Note that the program module 1093 and the program data 1094 related to the simulation program are not limited to being stored in the hard disk drive 1031, and may be stored in, for example, a detachable storage medium and read by the CPU 1020 via the disk drive 1041 or the like. Alternatively, the program module 1093 and the program data 1094 related to the simulation program may be stored in another computer connected via a network such as a LAN or a wide area network (WAN) and read by the CPU 1020 via the network interface 1070.
Although the embodiments to which the invention made by the present inventors is applied have been described above, the present invention is not limited by the description and the drawings forming a part of the disclosure of the present invention according to the present embodiments. In other words, other embodiments, examples, operational technologies, and the like made by those skilled in the art and the like on the basis of the present embodiment are all included in the scope of the present invention.
1. A simulation system comprising:
at least one processor; and
memory storing instructions that, when executed by the at least one processor, causes the system to perform a set of operations, the set of operations comprising:
acquiring real data;
performing a simulation using a predetermined parameter and calculate a simulation result; and
comparing the simulation result with the real data corresponding to the simulation result, and select a parameter such that the simulation result and the real data are assimilated,
wherein the simulation using the selected parameter as the predetermined parameter.

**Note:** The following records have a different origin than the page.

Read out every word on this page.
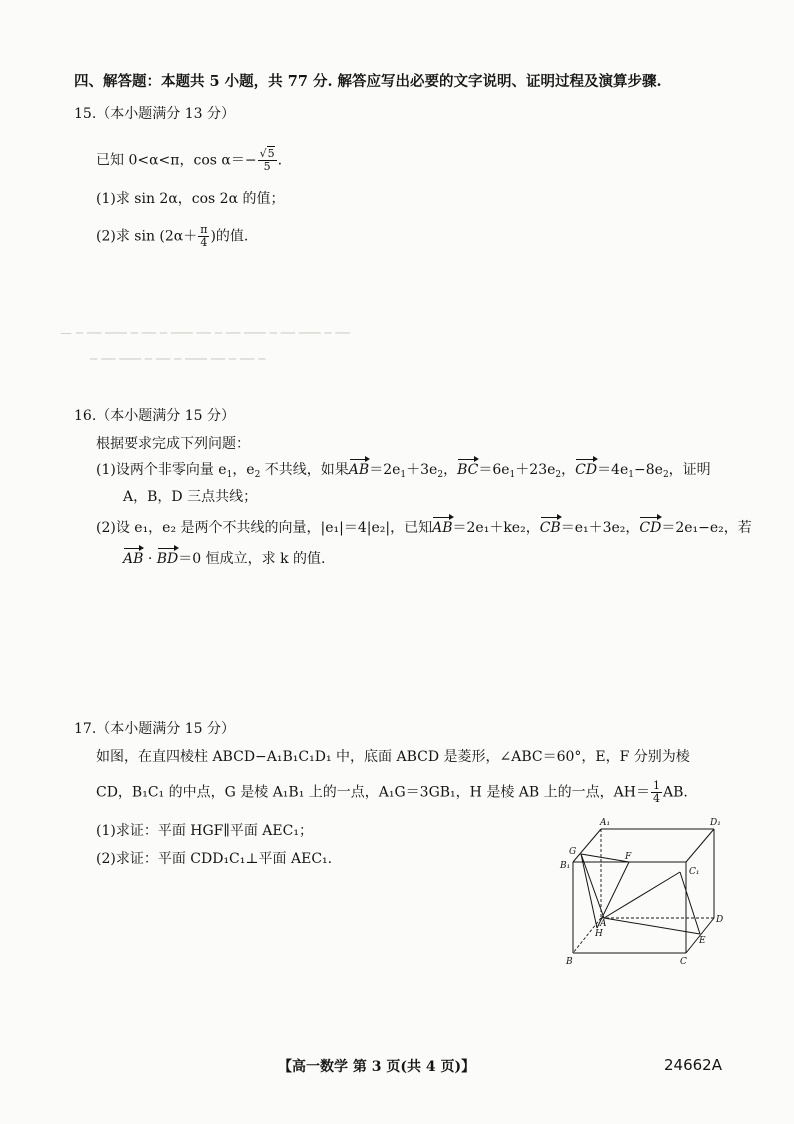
— ─ ── ─── ─ ── ─ ─── ── ─ ── ─── ─ ── ─── ─ ──
─ ── ─── ─ ── ─ ─── ── ─ ── ─
四、解答题：本题共 5 小题，共 77 分. 解答应写出必要的文字说明、证明过程及演算步骤.
15.（本小题满分 13 分）
已知 0<α<π，$\cos \alpha=- \frac{√5}{5}$ .
(1)求 sin 2α，cos 2α 的值；
(2)求 $\sin (2\alpha+ \frac{\pi}{4}$ )的值.
16.（本小题满分 15 分）
根据要求完成下列问题：
(1)设两个非零向量 $e_1$，$e_2$ 不共线，如果$AB=2e_1+3e_2$，$BC=6e_1+23e_2$，$CD=4e_1-8e_2$，证明
A，B，D 三点共线；
(2)设 e₁，e₂ 是两个不共线的向量，|e₁|＝4|e₂|，已知AB＝2e₁＋ke₂，CB＝e₁＋3e₂，CD＝2e₁−e₂，若
AB · BD＝0 恒成立，求 k 的值.
17.（本小题满分 15 分）
如图，在直四棱柱 ABCD−A₁B₁C₁D₁ 中，底面 ABCD 是菱形，∠ABC＝60°，E，F 分别为棱
CD，B₁C₁ 的中点，G 是棱 A₁B₁ 上的一点，A₁G＝3GB₁，H 是棱 AB 上的一点，$AH= \frac{1}{4}$ AB.
(1)求证：平面 HGF∥平面 AEC₁；
(2)求证：平面 CDD₁C₁⊥平面 AEC₁.
A₁	D₁
B₁
C₁
G	F
A
H
D
E
B	C
【高一数学 第 3 页(共 4 页)】	24662A
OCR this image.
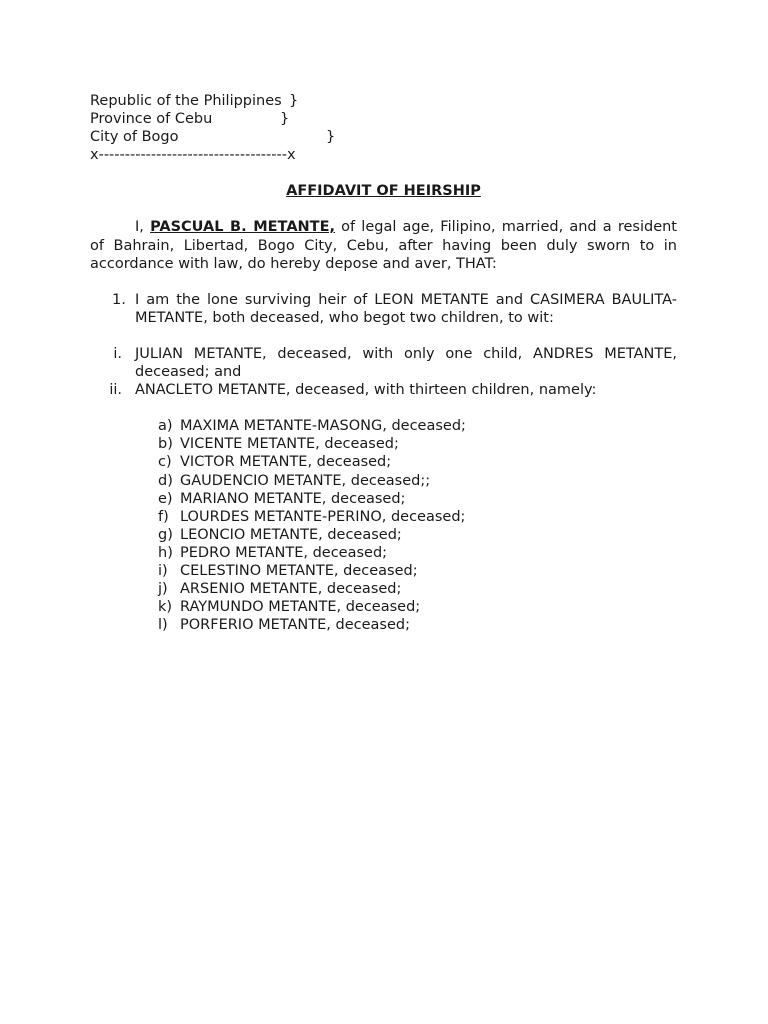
Republic of the Philippines }
Province of Cebu	}
City of Bogo	}
x------------------------------------x
AFFIDAVIT OF HEIRSHIP
I, PASCUAL B. METANTE, of legal age, Filipino, married, and a resident of Bahrain, Libertad, Bogo City, Cebu, after having been duly sworn to in accordance with law, do hereby depose and aver, THAT:
1. I am the lone surviving heir of LEON METANTE and CASIMERA BAULITA-METANTE, both deceased, who begot two children, to wit:
i. JULIAN METANTE, deceased, with only one child, ANDRES METANTE, deceased; and
ii. ANACLETO METANTE, deceased, with thirteen children, namely:
a) MAXIMA METANTE-MASONG, deceased;
b) VICENTE METANTE, deceased;
c) VICTOR METANTE, deceased;
d) GAUDENCIO METANTE, deceased;;
e) MARIANO METANTE, deceased;
f) LOURDES METANTE-PERINO, deceased;
g) LEONCIO METANTE, deceased;
h) PEDRO METANTE, deceased;
i) CELESTINO METANTE, deceased;
j) ARSENIO METANTE, deceased;
k) RAYMUNDO METANTE, deceased;
l) PORFERIO METANTE, deceased;
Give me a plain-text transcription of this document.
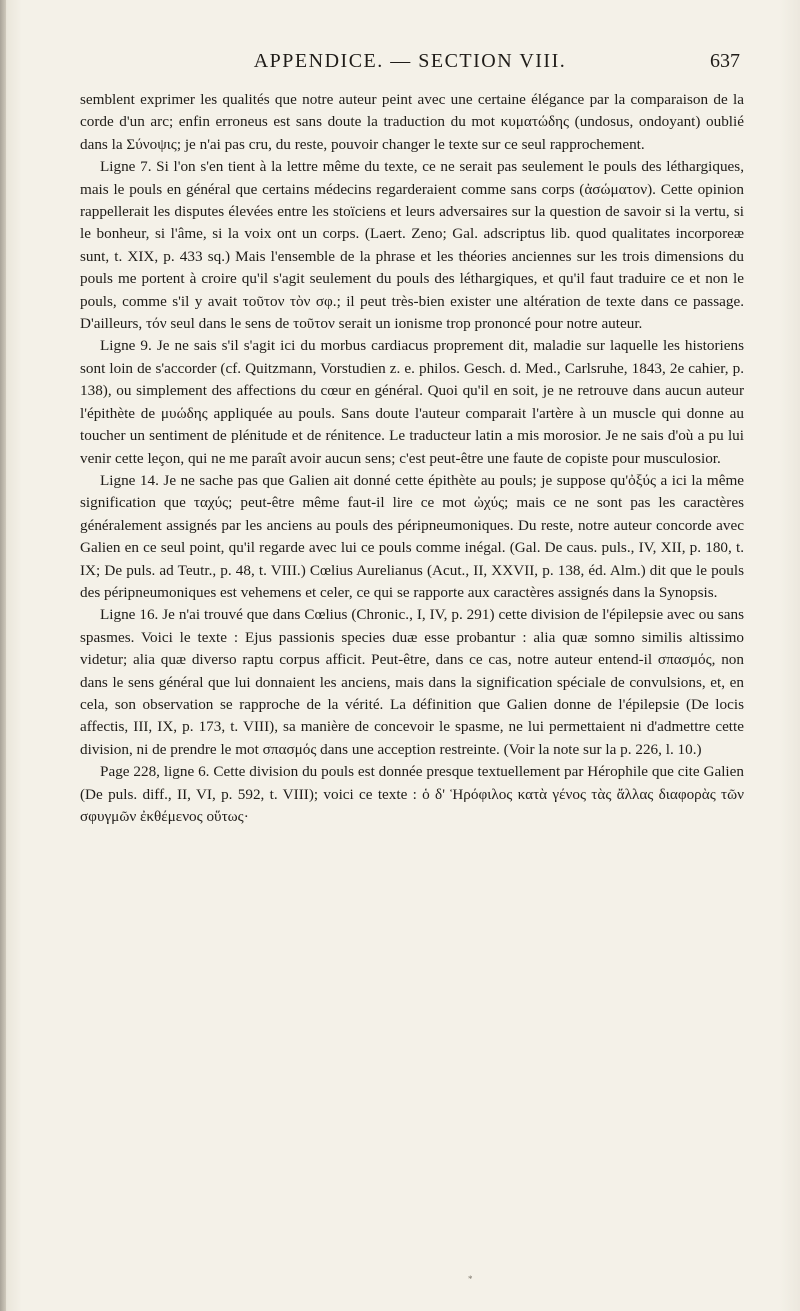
APPENDICE. — SECTION VIII.	637

semblent exprimer les qualités que notre auteur peint avec une certaine élégance par la comparaison de la corde d'un arc; enfin erroneus est sans doute la traduction du mot κυματώδης (undosus, ondoyant) oublié dans la Σύνοψις; je n'ai pas cru, du reste, pouvoir changer le texte sur ce seul rapprochement.

Ligne 7. Si l'on s'en tient à la lettre même du texte, ce ne serait pas seulement le pouls des léthargiques, mais le pouls en général que certains médecins regarderaient comme sans corps (ἀσώματον). Cette opinion rappellerait les disputes élevées entre les stoïciens et leurs adversaires sur la question de savoir si la vertu, si le bonheur, si l'âme, si la voix ont un corps. (Laert. Zeno; Gal. adscriptus lib. quod qualitates incorporeæ sunt, t. XIX, p. 433 sq.) Mais l'ensemble de la phrase et les théories anciennes sur les trois dimensions du pouls me portent à croire qu'il s'agit seulement du pouls des léthargiques, et qu'il faut traduire ce et non le pouls, comme s'il y avait τοῦτον τὸν σφ.; il peut très-bien exister une altération de texte dans ce passage. D'ailleurs, τόν seul dans le sens de τοῦτον serait un ionisme trop prononcé pour notre auteur.

Ligne 9. Je ne sais s'il s'agit ici du morbus cardiacus proprement dit, maladie sur laquelle les historiens sont loin de s'accorder (cf. Quitzmann, Vorstudien z. e. philos. Gesch. d. Med., Carlsruhe, 1843, 2e cahier, p. 138), ou simplement des affections du cœur en général. Quoi qu'il en soit, je ne retrouve dans aucun auteur l'épithète de μυώδης appliquée au pouls. Sans doute l'auteur comparait l'artère à un muscle qui donne au toucher un sentiment de plénitude et de rénitence. Le traducteur latin a mis morosior. Je ne sais d'où a pu lui venir cette leçon, qui ne me paraît avoir aucun sens; c'est peut-être une faute de copiste pour musculosior.

Ligne 14. Je ne sache pas que Galien ait donné cette épithète au pouls; je suppose qu'ὀξύς a ici la même signification que ταχύς; peut-être même faut-il lire ce mot ὠχύς; mais ce ne sont pas les caractères généralement assignés par les anciens au pouls des péripneumoniques. Du reste, notre auteur concorde avec Galien en ce seul point, qu'il regarde avec lui ce pouls comme inégal. (Gal. De caus. puls., IV, XII, p. 180, t. IX; De puls. ad Teutr., p. 48, t. VIII.) Cœlius Aurelianus (Acut., II, XXVII, p. 138, éd. Alm.) dit que le pouls des péripneumoniques est vehemens et celer, ce qui se rapporte aux caractères assignés dans la Synopsis.

Ligne 16. Je n'ai trouvé que dans Cœlius (Chronic., I, IV, p. 291) cette division de l'épilepsie avec ou sans spasmes. Voici le texte : Ejus passionis species duæ esse probantur : alia quæ somno similis altissimo videtur; alia quæ diverso raptu corpus afficit. Peut-être, dans ce cas, notre auteur entend-il σπασμός, non dans le sens général que lui donnaient les anciens, mais dans la signification spéciale de convulsions, et, en cela, son observation se rapproche de la vérité. La définition que Galien donne de l'épilepsie (De locis affectis, III, IX, p. 173, t. VIII), sa manière de concevoir le spasme, ne lui permettaient ni d'admettre cette division, ni de prendre le mot σπασμός dans une acception restreinte. (Voir la note sur la p. 226, l. 10.)

Page 228, ligne 6. Cette division du pouls est donnée presque textuellement par Hérophile que cite Galien (De puls. diff., II, VI, p. 592, t. VIII); voici ce texte : ὁ δ' Ἡρόφιλος κατὰ γένος τὰς ἄλλας διαφορὰς τῶν σφυγμῶν ἐκθέμενος οὕτως·

*
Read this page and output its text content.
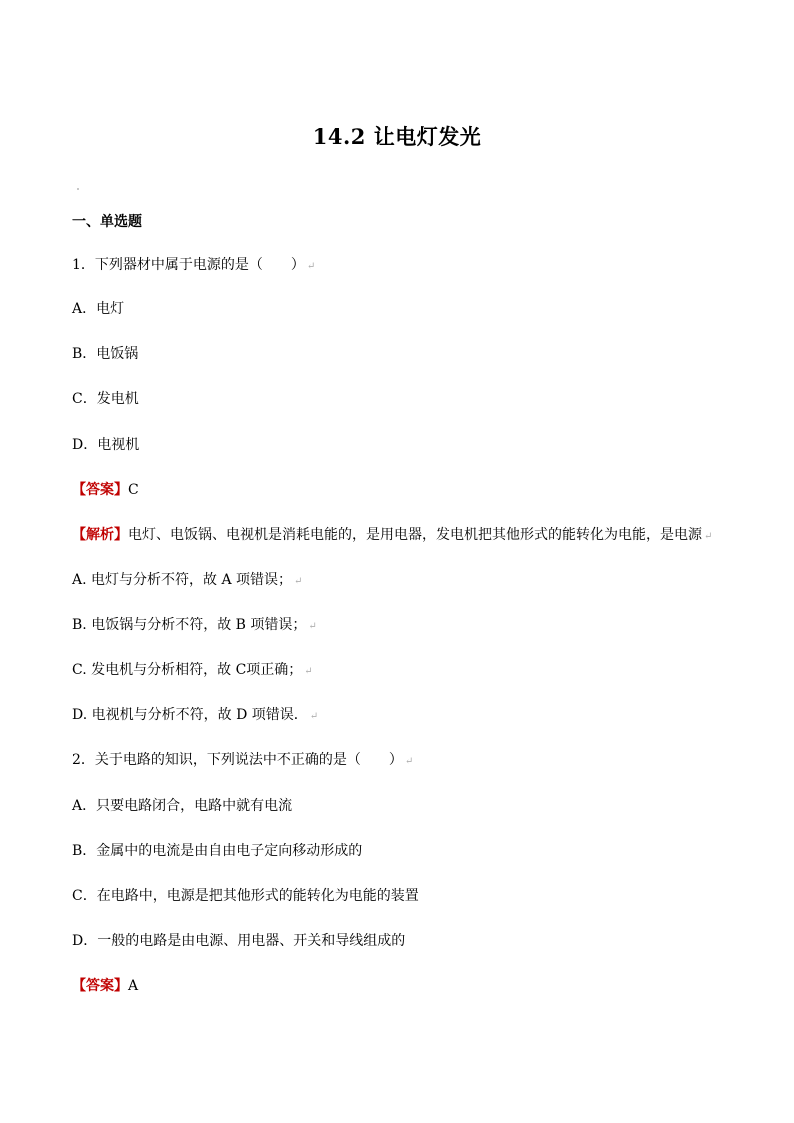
14.2 让电灯发光
一、单选题
1．下列器材中属于电源的是（　　） ↵
A．电灯
B．电饭锅
C．发电机
D．电视机
【答案】C
【解析】电灯、电饭锅、电视机是消耗电能的，是用电器，发电机把其他形式的能转化为电能，是电源 ↵
A. 电灯与分析不符，故 A 项错误； ↵
B. 电饭锅与分析不符，故 B 项错误； ↵
C. 发电机与分析相符，故 C项正确； ↵
D. 电视机与分析不符，故 D 项错误． ↵
2．关于电路的知识，下列说法中不正确的是（　　） ↵
A．只要电路闭合，电路中就有电流
B．金属中的电流是由自由电子定向移动形成的
C．在电路中，电源是把其他形式的能转化为电能的装置
D．一般的电路是由电源、用电器、开关和导线组成的
【答案】A
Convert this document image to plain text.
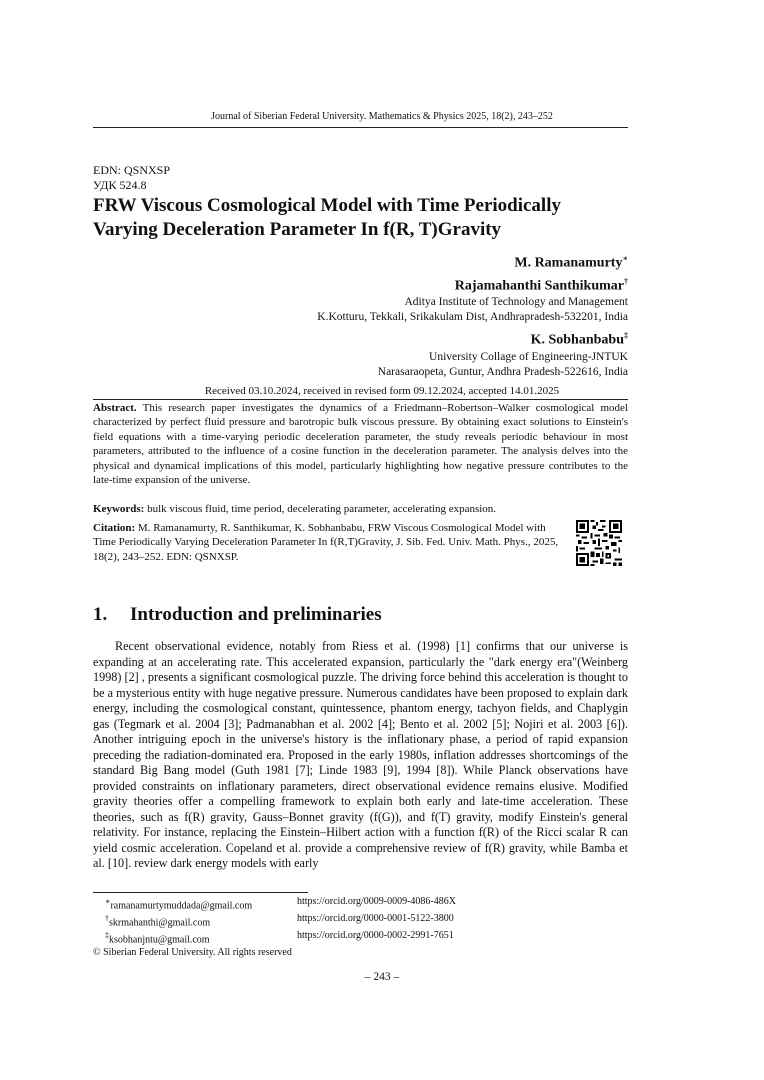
Journal of Siberian Federal University. Mathematics & Physics 2025, 18(2), 243–252
EDN: QSNXSP
УДК 524.8
FRW Viscous Cosmological Model with Time Periodically
Varying Deceleration Parameter In f(R, T)Gravity
M. Ramanamurty∗
Rajamahanthi Santhikumar†
Aditya Institute of Technology and Management
K.Kotturu, Tekkali, Srikakulam Dist, Andhrapradesh-532201, India
K. Sobhanbabu‡
University Collage of Engineering-JNTUK
Narasaraopeta, Guntur, Andhra Pradesh-522616, India
Received 03.10.2024, received in revised form 09.12.2024, accepted 14.01.2025
Abstract. This research paper investigates the dynamics of a Friedmann–Robertson–Walker cosmological model characterized by perfect fluid pressure and barotropic bulk viscous pressure. By obtaining exact solutions to Einstein's field equations with a time-varying periodic deceleration parameter, the study reveals periodic behaviour in most parameters, attributed to the influence of a cosine function in the deceleration parameter. The analysis delves into the physical and dynamical implications of this model, particularly highlighting how negative pressure contributes to the late-time expansion of the universe.
Keywords: bulk viscous fluid, time period, decelerating parameter, accelerating expansion.
Citation: M. Ramanamurty, R. Santhikumar, K. Sobhanbabu, FRW Viscous Cosmological Model with Time Periodically Varying Deceleration Parameter In f(R,T)Gravity, J. Sib. Fed. Univ. Math. Phys., 2025, 18(2), 243–252. EDN: QSNXSP.
1. Introduction and preliminaries
Recent observational evidence, notably from Riess et al. (1998) [1] confirms that our universe is expanding at an accelerating rate. This accelerated expansion, particularly the "dark energy era"(Weinberg 1998) [2] , presents a significant cosmological puzzle. The driving force behind this acceleration is thought to be a mysterious entity with huge negative pressure. Numerous candidates have been proposed to explain dark energy, including the cosmological constant, quintessence, phantom energy, tachyon fields, and Chaplygin gas (Tegmark et al. 2004 [3]; Padmanabhan et al. 2002 [4]; Bento et al. 2002 [5]; Nojiri et al. 2003 [6]). Another intriguing epoch in the universe's history is the inflationary phase, a period of rapid expansion preceding the radiation-dominated era. Proposed in the early 1980s, inflation addresses shortcomings of the standard Big Bang model (Guth 1981 [7]; Linde 1983 [9], 1994 [8]). While Planck observations have provided constraints on inflationary parameters, direct observational evidence remains elusive. Modified gravity theories offer a compelling framework to explain both early and late-time acceleration. These theories, such as f(R) gravity, Gauss–Bonnet gravity (f(G)), and f(T) gravity, modify Einstein's general relativity. For instance, replacing the Einstein–Hilbert action with a function f(R) of the Ricci scalar R can yield cosmic acceleration. Copeland et al. provide a comprehensive review of f(R) gravity, while Bamba et al. [10]. review dark energy models with early
∗ramanamurtymuddada@gmail.com	https://orcid.org/0009-0009-4086-486X
†skrmahanthi@gmail.com	https://orcid.org/0000-0001-5122-3800
‡ksobhanjntu@gmail.com	https://orcid.org/0000-0002-2991-7651
© Siberian Federal University. All rights reserved
– 243 –
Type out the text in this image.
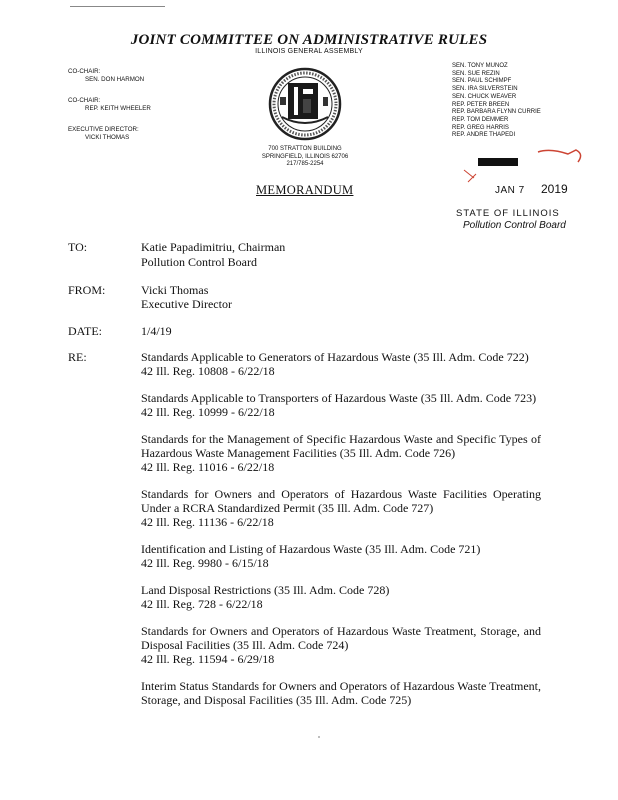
JOINT COMMITTEE ON ADMINISTRATIVE RULES
ILLINOIS GENERAL ASSEMBLY
CO-CHAIR:
SEN. DON HARMON
CO-CHAIR:
REP. KEITH WHEELER
EXECUTIVE DIRECTOR:
VICKI THOMAS
700 STRATTON BUILDING
SPRINGFIELD, ILLINOIS 62706
217/785-2254
SEN. TONY MUNOZ
SEN. SUE REZIN
SEN. PAUL SCHIMPF
SEN. IRA SILVERSTEIN
SEN. CHUCK WEAVER
REP. PETER BREEN
REP. BARBARA FLYNN CURRIE
REP. TOM DEMMER
REP. GREG HARRIS
REP. ANDRE THAPEDI
JAN 7 2019
STATE OF ILLINOIS
Pollution Control Board
MEMORANDUM
TO:	Katie Papadimitriu, Chairman
Pollution Control Board
FROM:	Vicki Thomas
Executive Director
DATE:	1/4/19
RE:	Standards Applicable to Generators of Hazardous Waste (35 Ill. Adm. Code 722)
42 Ill. Reg. 10808 - 6/22/18
Standards Applicable to Transporters of Hazardous Waste (35 Ill. Adm. Code 723)
42 Ill. Reg. 10999 - 6/22/18
Standards for the Management of Specific Hazardous Waste and Specific Types of Hazardous Waste Management Facilities (35 Ill. Adm. Code 726)
42 Ill. Reg. 11016 - 6/22/18
Standards for Owners and Operators of Hazardous Waste Facilities Operating Under a RCRA Standardized Permit (35 Ill. Adm. Code 727)
42 Ill. Reg. 11136 - 6/22/18
Identification and Listing of Hazardous Waste (35 Ill. Adm. Code 721)
42 Ill. Reg. 9980 - 6/15/18
Land Disposal Restrictions (35 Ill. Adm. Code 728)
42 Ill. Reg. 728 - 6/22/18
Standards for Owners and Operators of Hazardous Waste Treatment, Storage, and Disposal Facilities (35 Ill. Adm. Code 724)
42 Ill. Reg. 11594 - 6/29/18
Interim Status Standards for Owners and Operators of Hazardous Waste Treatment, Storage, and Disposal Facilities (35 Ill. Adm. Code 725)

2. The simulation device according to claim 1, wherein a process of selecting the parameter and outputting the parameter is repeated until the simulation result shows accuracy equal to or higher than a predetermined threshold value.
3. The simulation device according to claim 2, wherein the accuracy using a root mean squared error is calculated between the simulation result and the real data.
4. The simulation device according to claim 1, wherein a process of selecting the parameter and outputting the parameter is repeated until a predetermined number of times is reached.
5. The simulation device according to claim 1, wherein the simulation result is presented and the real data to be compared.
6. The simulation device according to claim 5, wherein a parameter for assimilating the simulation result and the real data is presented.
7. A simulation method executed by a simulation device, the simulation method comprising:
acquiring real data;
performing a simulation using a predetermined parameter and calculating a simulation result; and
comparing the simulation result with the real data corresponding to the simulation result, and selecting a parameter such that the simulation result and the real data are assimilated,
wherein the simulation is performed using the selected parameter as the predetermined parameter.
8. (canceled)
9. A computer-readable non-transitory recording medium storing computer-executable program instructions that when executed by a processor cause a computer to execute a program generation method comprising:
acquiring real data;
performing a simulation using a predetermined parameter and calculate a simulation result; and
comparing the simulation result with the real data corresponding to the simulation result, and select a parameter such that the simulation result and the real data are assimilated,
wherein the simulation using the selected parameter as the predetermined parameter.
10. The simulation device according to claim 1, wherein a plurality of parameter sets is used to execute simulating in parallel.
11. The simulation device according to claim 1, wherein the parameter is updated based on the simulation result.
12. The simulation method according to claim 7, wherein a plurality of parameter sets is used to execute simulating in parallel.
13. The simulation method according to claim 7, wherein the parameter is updated based on the simulation result.